Facts explain the e-cigarette battery problem, but a picture can be worth 1,000 words. The photos in this Los Angeles Times story graphically illustrate a victim’s injuries. The photos in this story about an Alabama teen’s injuries are so gruesome that the newspaper article warns readers that the photos might be too graphic for them.

Personal stories should also have an impact on whether government agencies decide to regulate e-cigarettes’ batteries.
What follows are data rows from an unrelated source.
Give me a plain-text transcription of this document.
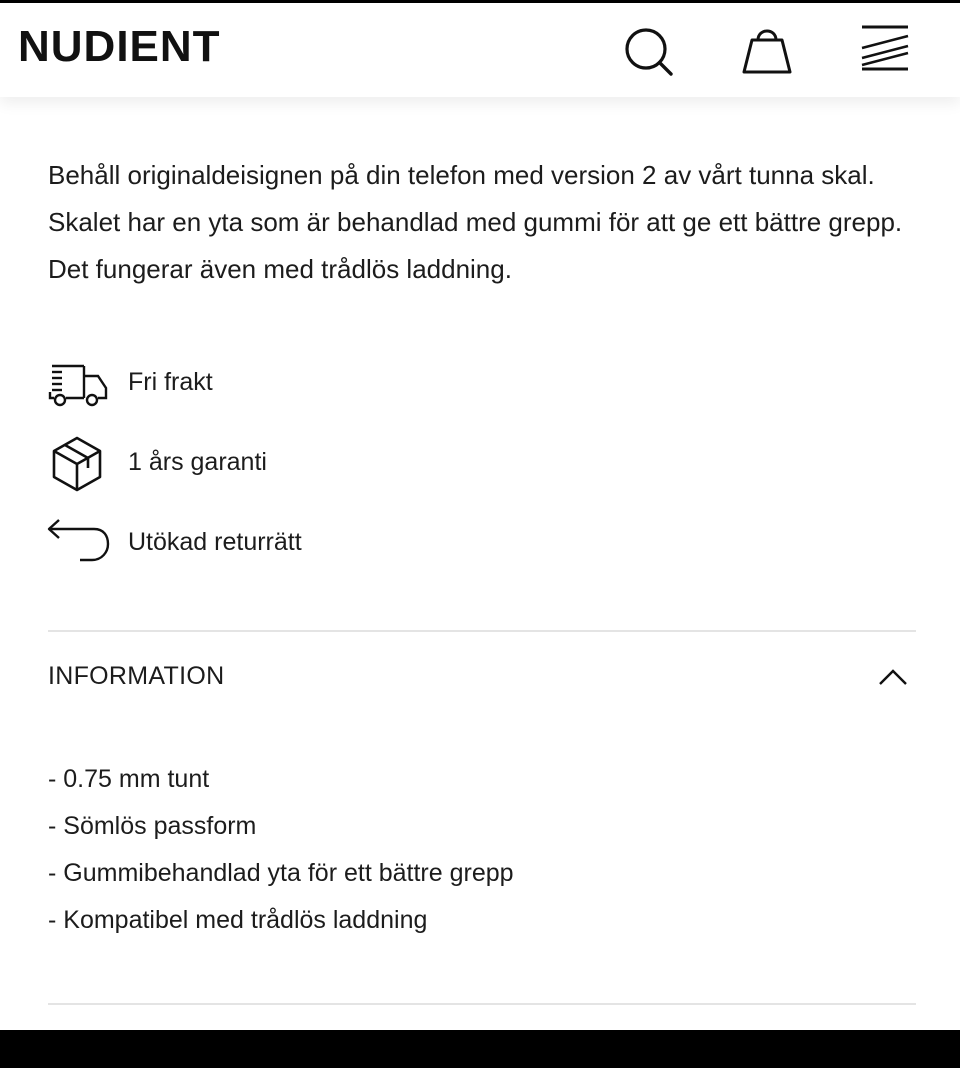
NUDIENT

Behåll originaldeisignen på din telefon med version 2 av vårt tunna skal. Skalet har en yta som är behandlad med gummi för att ge ett bättre grepp. Det fungerar även med trådlös laddning.

Fri frakt
1 års garanti
Utökad returrätt
INFORMATION
- 0.75 mm tunt
- Sömlös passform
- Gummibehandlad yta för ett bättre grepp
- Kompatibel med trådlös laddning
The eCig One report doesn’t identify the 158 injured victims by name, but this article details the stories of Katrina Williams, 26, who can’t walk without a cane and can’t work because of the burns she sustained after an e-cigarette exploded in her pocket, and Leor Domatov, 14, who is partly blind after a battery exploded in his face.

“The severity of many of the injuries and the comparatively young ages of many of the injury victims that are captured in media accounts provide additional evidence for arguments calling for greater regulatory oversight of this still new technology, particularly in light of the projected increase in sales of the product into the future,” the NFPA report says. “With a rise in e-cigarette use, it can be reasonably anticipated that the incidence of fires and explosions will also increase.”